Ihre Kontrollen vertrauen noch immer einer Stimme

Die meisten Prozesse zur Zahlungsfreigabe wurden um eine einfache Annahme herum entworfen. Eine vertraute Stimme am Telefon oder ein bekanntes Gesicht in einem Videoanruf galt als Beweis dafür, dass die Anfrage echt war. Jahrzehntelang hielt diese Annahme, weil das Fälschen von beidem schwierig, langsam und teuer war.

Das ist nicht mehr der Fall. Ein überzeugender Stimmklon lässt sich aus wenigen Sekunden Audio erstellen, die Ihre Führungskräfte in Telefonkonferenzen, Vorträgen und Interviews längst veröffentlicht haben. Video-Deepfakes in Echtzeit laufen inzwischen durch gewöhnliche Meeting-Werkzeuge. Die Kontrolle, die Ihre Zahlungsmittel schützte, war nie die Technik. Es war die Schwierigkeit der Nachahmung, und diese Schwierigkeit ist verschwunden.

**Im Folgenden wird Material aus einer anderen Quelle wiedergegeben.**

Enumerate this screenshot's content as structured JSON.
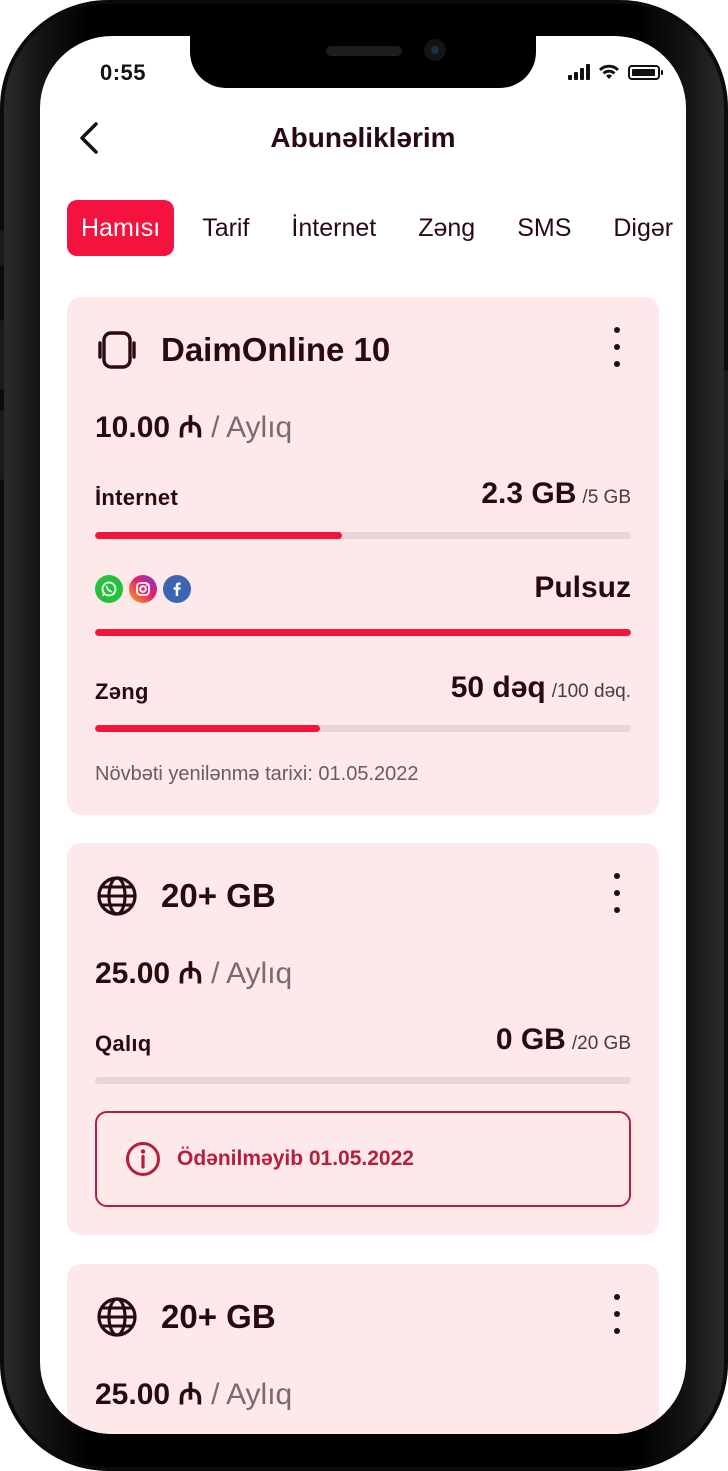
{
  "status_bar": {
    "time": "0:55"
  },
  "header": {
    "title": "Abunəliklərim"
  },
  "tabs": [
    {
      "label": "Hamısı",
      "active": true
    },
    {
      "label": "Tarif"
    },
    {
      "label": "İnternet"
    },
    {
      "label": "Zəng"
    },
    {
      "label": "SMS"
    },
    {
      "label": "Digər"
    }
  ],
  "cards": [
    {
      "icon": "phone-icon",
      "title": "DaimOnline 10",
      "price": "10.00 ₼",
      "period": "/ Aylıq",
      "internet": {
        "label": "İnternet",
        "value": "2.3 GB",
        "total": "/5 GB",
        "progress": 0.46
      },
      "social": {
        "icons": [
          "whatsapp-icon",
          "instagram-icon",
          "facebook-icon"
        ],
        "value": "Pulsuz",
        "progress": 1.0
      },
      "call": {
        "label": "Zəng",
        "value": "50 dəq",
        "total": "/100 dəq.",
        "progress": 0.42
      },
      "renewal": "Növbəti yenilənmə tarixi: 01.05.2022"
    },
    {
      "icon": "globe-icon",
      "title": "20+ GB",
      "price": "25.00 ₼",
      "period": "/ Aylıq",
      "remaining": {
        "label": "Qalıq",
        "value": "0 GB",
        "total": "/20 GB",
        "progress": 0
      },
      "alert": "Ödənilməyib 01.05.2022"
    },
    {
      "icon": "globe-icon",
      "title": "20+ GB",
      "price": "25.00 ₼",
      "period": "/ Aylıq"
    }
  ],
  "colors": {
    "accent": "#f4123f",
    "card_bg": "#fde8ea",
    "text": "#2a0a12",
    "alert": "#b61f3c"
  }
}
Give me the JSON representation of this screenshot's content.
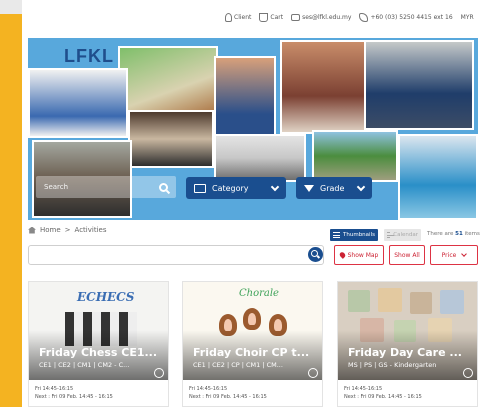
{
  "topbar": {
    "client_label": "Client",
    "cart_label": "Cart",
    "email": "ses@lfkl.edu.my",
    "phone": "+60 (03) 5250 4415 ext 16",
    "currency": "MYR"
  },
  "banner": {
    "logo_text": "LFKL",
    "search_placeholder": "Search",
    "category_label": "Category",
    "grade_label": "Grade"
  },
  "breadcrumb": {
    "home": "Home",
    "separator": ">",
    "current": "Activities"
  },
  "view": {
    "thumbnails_label": "Thumbnails",
    "calendar_label": "Calendar",
    "count_prefix": "There are",
    "count_value": "51",
    "count_suffix": "items"
  },
  "filters": {
    "show_map": "Show Map",
    "show_all": "Show All",
    "price": "Price"
  },
  "cards": [
    {
      "image_text": "ECHECS",
      "title": "Friday Chess CE1...",
      "subtitle": "CE1 | CE2 | CM1 | CM2 - C...",
      "time": "Fri 14:45-16:15",
      "next": "Next : Fri 09 Feb. 14:45 - 16:15"
    },
    {
      "image_text": "Chorale",
      "title": "Friday Choir CP t...",
      "subtitle": "CE1 | CE2 | CP | CM1 | CM...",
      "time": "Fri 14:45-16:15",
      "next": "Next : Fri 09 Feb. 14:45 - 16:15"
    },
    {
      "image_text": "",
      "title": "Friday Day Care ...",
      "subtitle": "MS | PS | GS - Kindergarten",
      "time": "Fri 14:45-16:15",
      "next": "Next : Fri 09 Feb. 14:45 - 16:15"
    }
  ],
  "colors": {
    "brand_blue": "#1a4e8f",
    "accent_red": "#cc2233",
    "side_strip": "#f4b321"
  }
}
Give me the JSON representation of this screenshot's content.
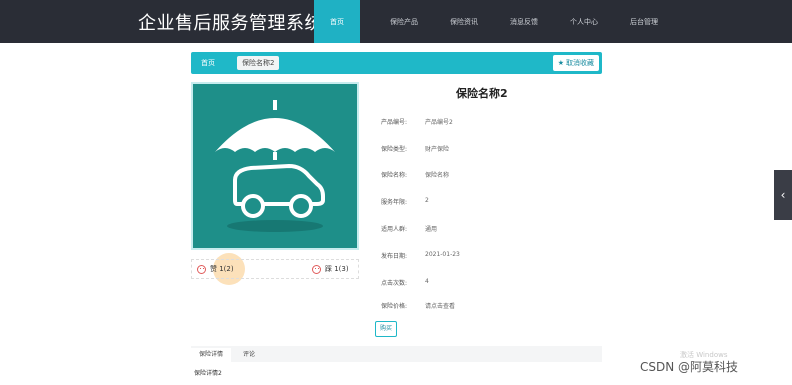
{
  "header": {
    "site_title": "企业售后服务管理系统",
    "nav": [
      "首页",
      "保险产品",
      "保险资讯",
      "消息反馈",
      "个人中心",
      "后台管理"
    ]
  },
  "breadcrumb": {
    "home": "首页",
    "current": "保险名称2"
  },
  "favorite_label": "取消收藏",
  "product": {
    "title": "保险名称2",
    "fields": [
      {
        "key": "产品编号:",
        "value": "产品编号2"
      },
      {
        "key": "保险类型:",
        "value": "财产保险"
      },
      {
        "key": "保险名称:",
        "value": "保险名称"
      },
      {
        "key": "服务年限:",
        "value": "2"
      },
      {
        "key": "适用人群:",
        "value": "通用"
      },
      {
        "key": "发布日期:",
        "value": "2021-01-23"
      },
      {
        "key": "点击次数:",
        "value": "4"
      },
      {
        "key": "保险价格:",
        "value": "请点击查看"
      }
    ],
    "up_vote": "赞 1(2)",
    "down_vote": "踩 1(3)"
  },
  "buy_label": "购买",
  "tabs": {
    "items": [
      "保险详情",
      "评论"
    ],
    "body": "保险详情2"
  },
  "watermark": "CSDN @阿莫科技",
  "windows_hint": "激活 Windows",
  "colors": {
    "accent": "#1fb8c8",
    "header": "#2a2d36",
    "image_bg": "#1e8f89"
  }
}
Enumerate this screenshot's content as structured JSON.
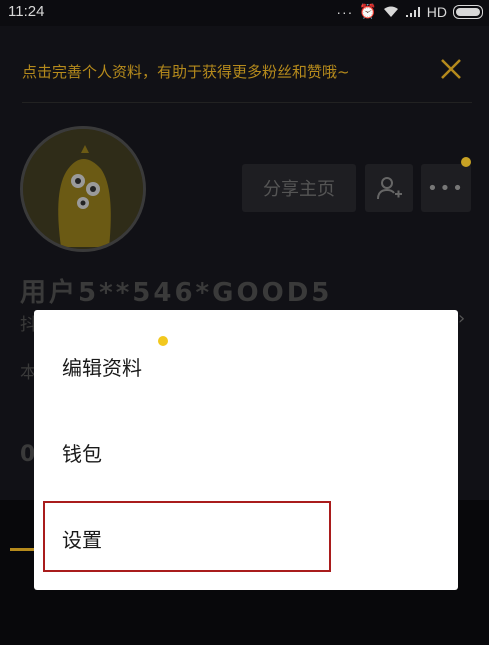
{
  "status_bar": {
    "time": "11:24",
    "network": "HD"
  },
  "banner": {
    "text": "点击完善个人资料，有助于获得更多粉丝和赞哦~",
    "close_icon": "close-icon"
  },
  "profile": {
    "share_label": "分享主页",
    "username_masked": "用户5**546*GOOD5",
    "add_friend_icon": "add-friend-icon",
    "more_icon": "more-icon",
    "fragment_1": "抖",
    "fragment_2": "本",
    "fragment_3": "0"
  },
  "menu": {
    "items": [
      {
        "label": "编辑资料"
      },
      {
        "label": "钱包"
      },
      {
        "label": "设置"
      }
    ]
  },
  "colors": {
    "accent": "#b58a1c",
    "highlight_box": "#a91c1c",
    "notify_dot": "#f2c81e"
  }
}
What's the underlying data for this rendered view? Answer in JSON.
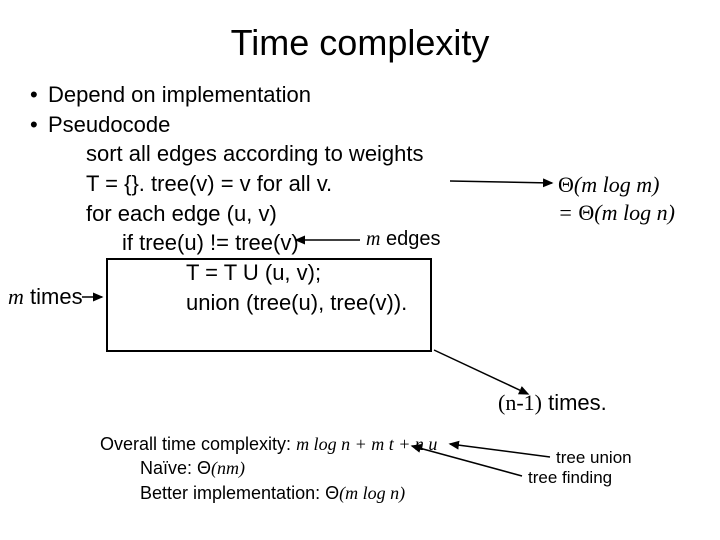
{
  "title": "Time complexity",
  "bullets": {
    "b1": "Depend on implementation",
    "b2": "Pseudocode"
  },
  "code": {
    "l1": "sort all edges according to weights",
    "l2": "T = {}. tree(v) = v for all v.",
    "l3_prefix": "for each edge (u, v)",
    "l3_ann": "m edges",
    "l4": "if tree(u) != tree(v)",
    "l5": "T = T U (u, v);",
    "l6": "union (tree(u), tree(v)).",
    "m_edges_m": "m",
    "m_edges_word": " edges"
  },
  "ann": {
    "mlogm_theta": "Θ",
    "mlogm_expr": "(m log m)",
    "eq": "= ",
    "mlogn_theta": "Θ",
    "mlogn_expr": "(m log n)",
    "m_times_m": "m",
    "m_times_word": " times",
    "n1_paren": "(n-1)",
    "n1_word": " times.",
    "tree_union": "tree union",
    "tree_finding": "tree finding"
  },
  "overall": {
    "label": "Overall time complexity: ",
    "expr": "m log n + m t + n u",
    "naive_label": "Naïve: ",
    "naive_theta": "Θ",
    "naive_expr": "(nm)",
    "better_label": "Better implementation: ",
    "better_theta": "Θ",
    "better_expr": "(m log n)"
  }
}
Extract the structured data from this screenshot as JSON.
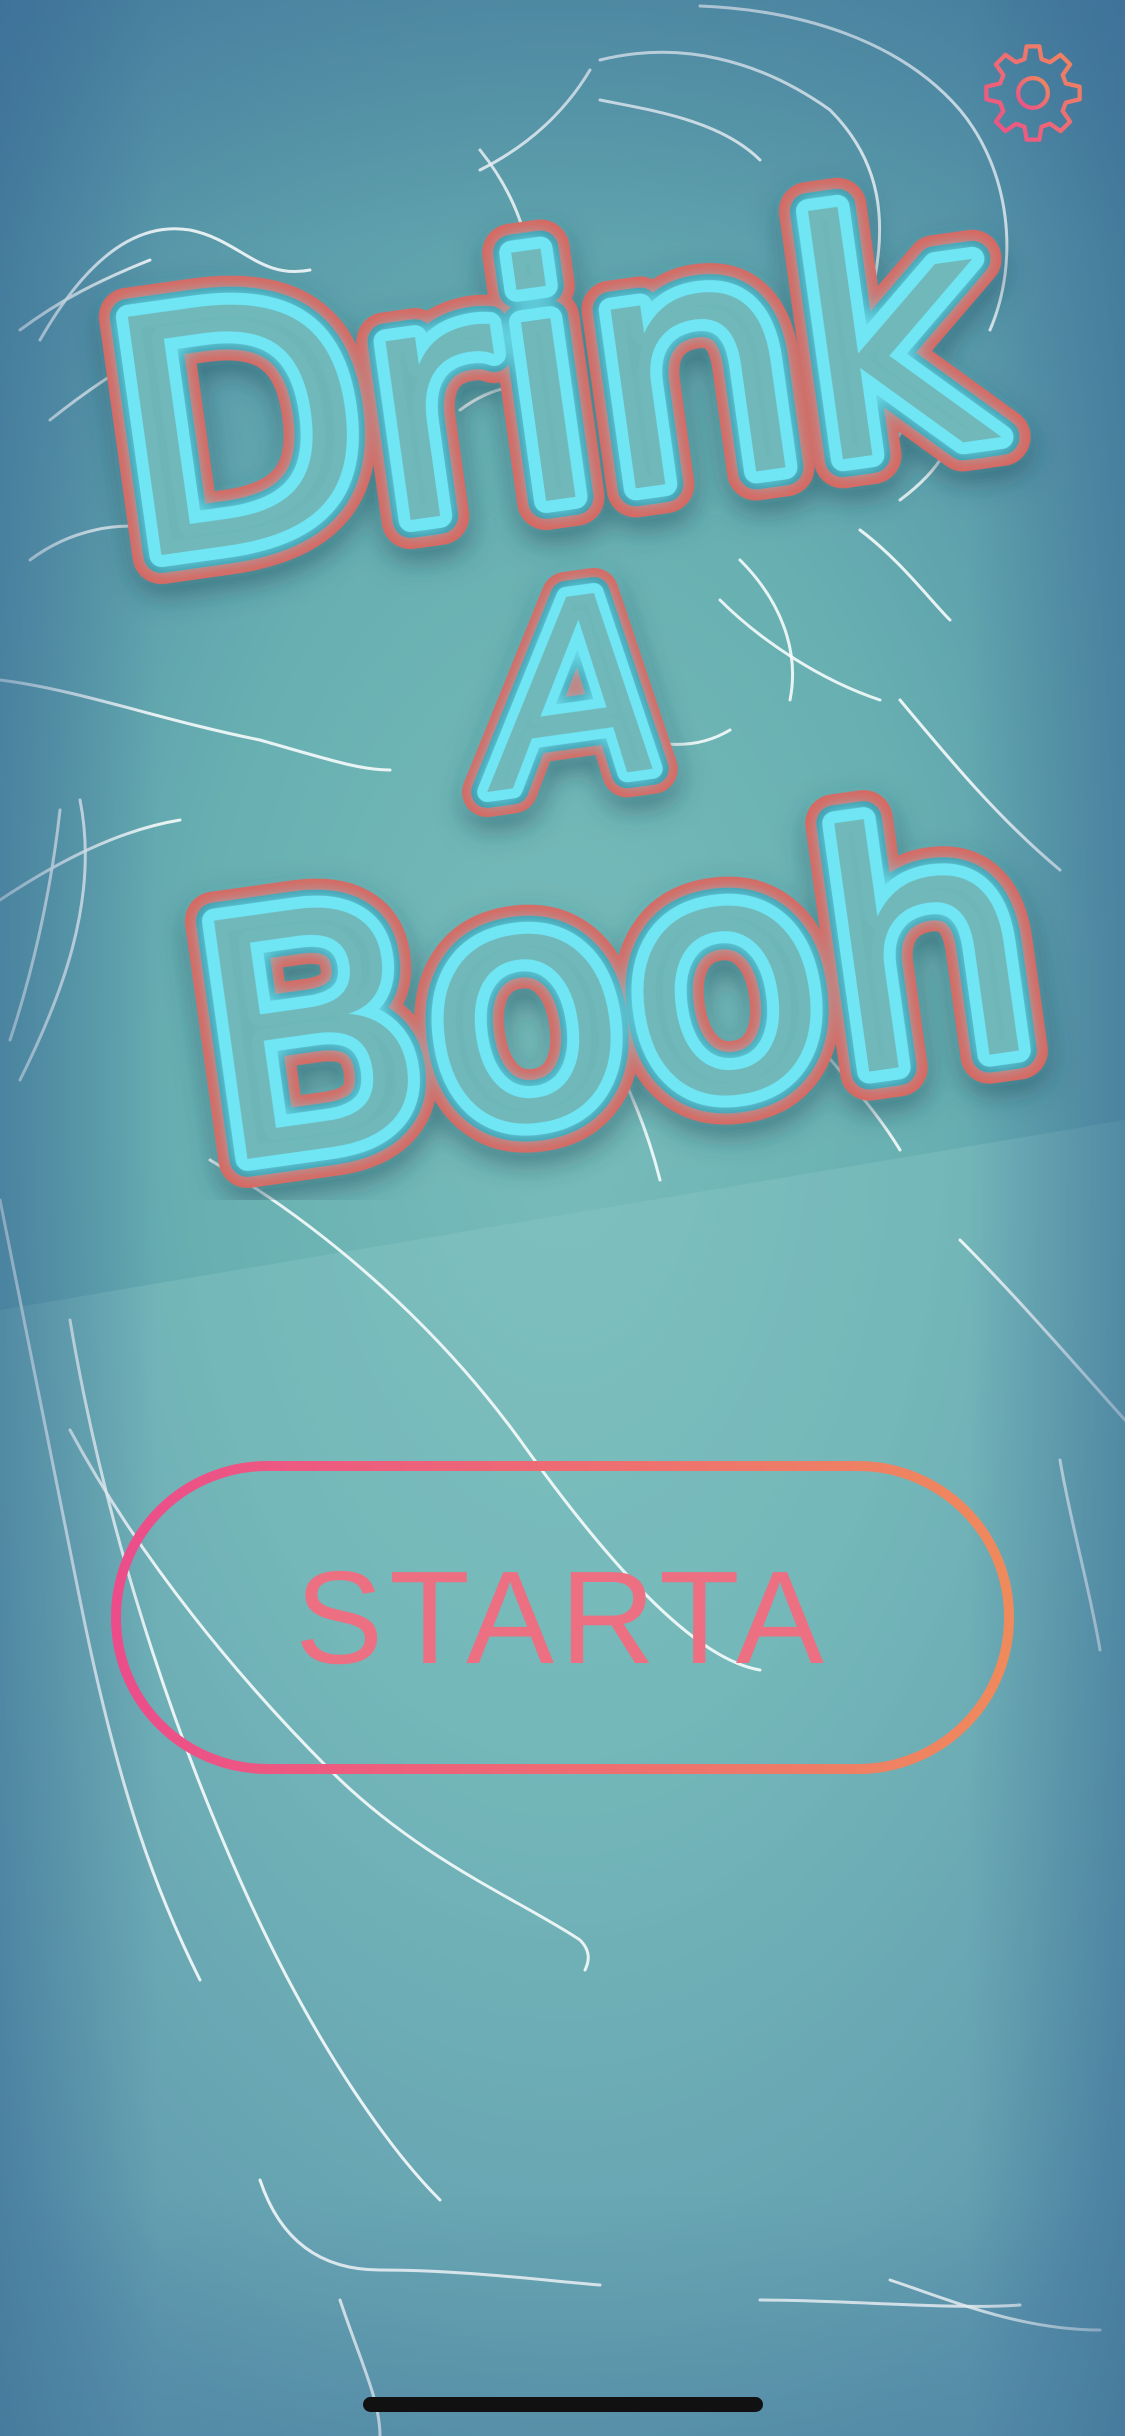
{
  "app": {
    "logo_line1": "Drink",
    "logo_line2": "A",
    "logo_line3": "Booh"
  },
  "start_button": {
    "label": "STARTA"
  },
  "icons": {
    "settings": "gear-icon"
  },
  "colors": {
    "background": "#6fb3b3",
    "neon_tube": "#6fe6f4",
    "neon_outline": "#d9665f",
    "button_gradient_start": "#ec4d8a",
    "button_gradient_end": "#ef8a5c",
    "button_text": "#ec7082",
    "sketch_lines": "#ffffff"
  }
}
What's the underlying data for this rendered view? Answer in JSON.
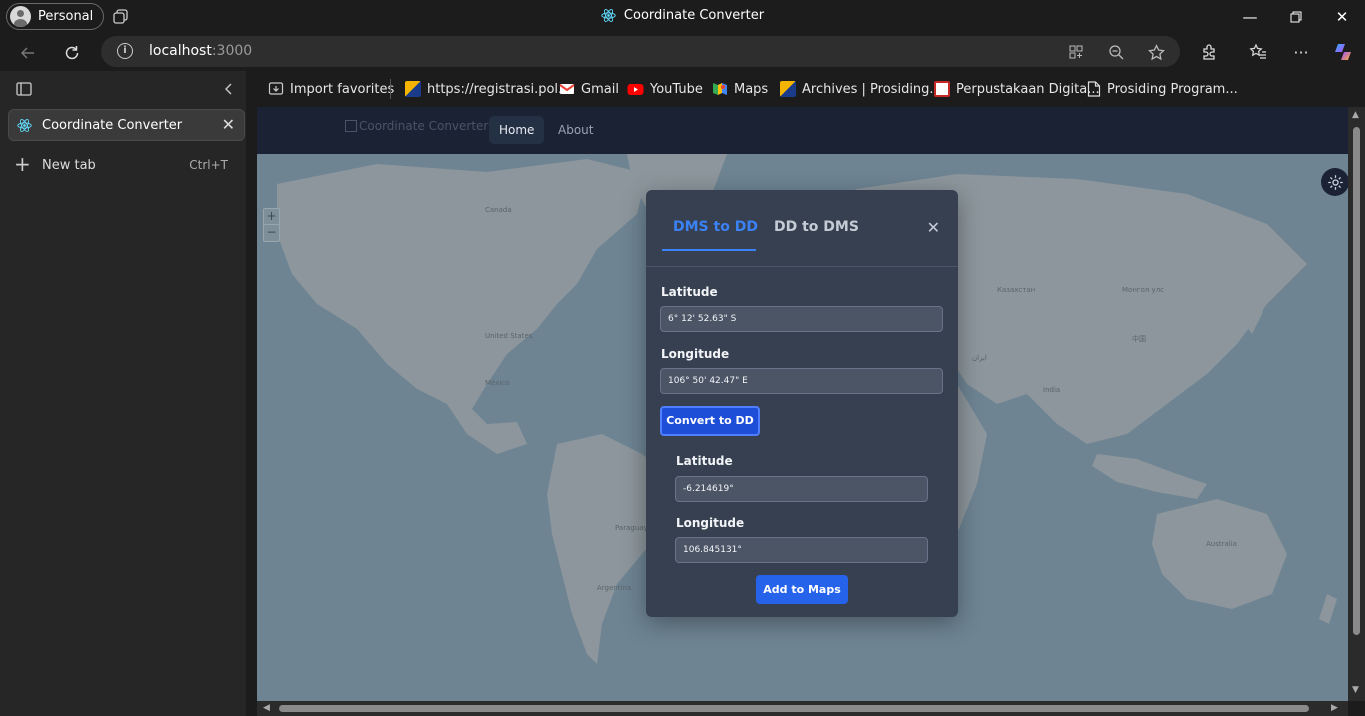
{
  "browser": {
    "profile_label": "Personal",
    "window_title": "Coordinate Converter",
    "url_host": "localhost",
    "url_port": ":3000"
  },
  "sidebar": {
    "tab_title": "Coordinate Converter",
    "new_tab_label": "New tab",
    "new_tab_shortcut": "Ctrl+T"
  },
  "favorites": [
    {
      "label": "Import favorites"
    },
    {
      "label": "https://registrasi.pol..."
    },
    {
      "label": "Gmail"
    },
    {
      "label": "YouTube"
    },
    {
      "label": "Maps"
    },
    {
      "label": "Archives | Prosiding..."
    },
    {
      "label": "Perpustakaan Digita..."
    },
    {
      "label": "Prosiding Program..."
    }
  ],
  "app": {
    "logo_alt": "Coordinate Converter",
    "nav_home": "Home",
    "nav_about": "About",
    "zoom_in": "+",
    "zoom_out": "−"
  },
  "map_labels": {
    "canada": "Canada",
    "united_states": "United States",
    "mexico": "México",
    "kazakhstan": "Казахстан",
    "china": "中国",
    "india": "India",
    "australia": "Australia",
    "argentina": "Argentina",
    "brasil": "Brasil",
    "mongolia": "Монгол улс",
    "iran": "ایران",
    "peru": "Perú",
    "paraguay": "Paraguay",
    "bolivia": "Bolivia"
  },
  "converter": {
    "tab_dms_to_dd": "DMS to DD",
    "tab_dd_to_dms": "DD to DMS",
    "input_lat_label": "Latitude",
    "input_lat_value": "6° 12' 52.63\" S",
    "input_lon_label": "Longitude",
    "input_lon_value": "106° 50' 42.47\" E",
    "convert_button": "Convert to DD",
    "result_lat_label": "Latitude",
    "result_lat_value": "-6.214619°",
    "result_lon_label": "Longitude",
    "result_lon_value": "106.845131°",
    "add_button": "Add to Maps"
  }
}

Der Angriff zielt auf den Prozess, nicht auf die Software

Die Nachahmung von Führungskräften macht inzwischen rund ein Viertel der Verluste durch Deepfake-Betrug aus, und die Methode ist immer dieselbe. Jemand in der Finanzabteilung erhält eine dringende Anfrage, die von einer Führungsperson zu stammen scheint, manchmal während eines Live-Anrufs, bei dem jedes Gesicht auf dem Bildschirm synthetisch ist. Der Druck entsteht durch Autorität und Zeit, nicht durch eine durchbrochene Firewall.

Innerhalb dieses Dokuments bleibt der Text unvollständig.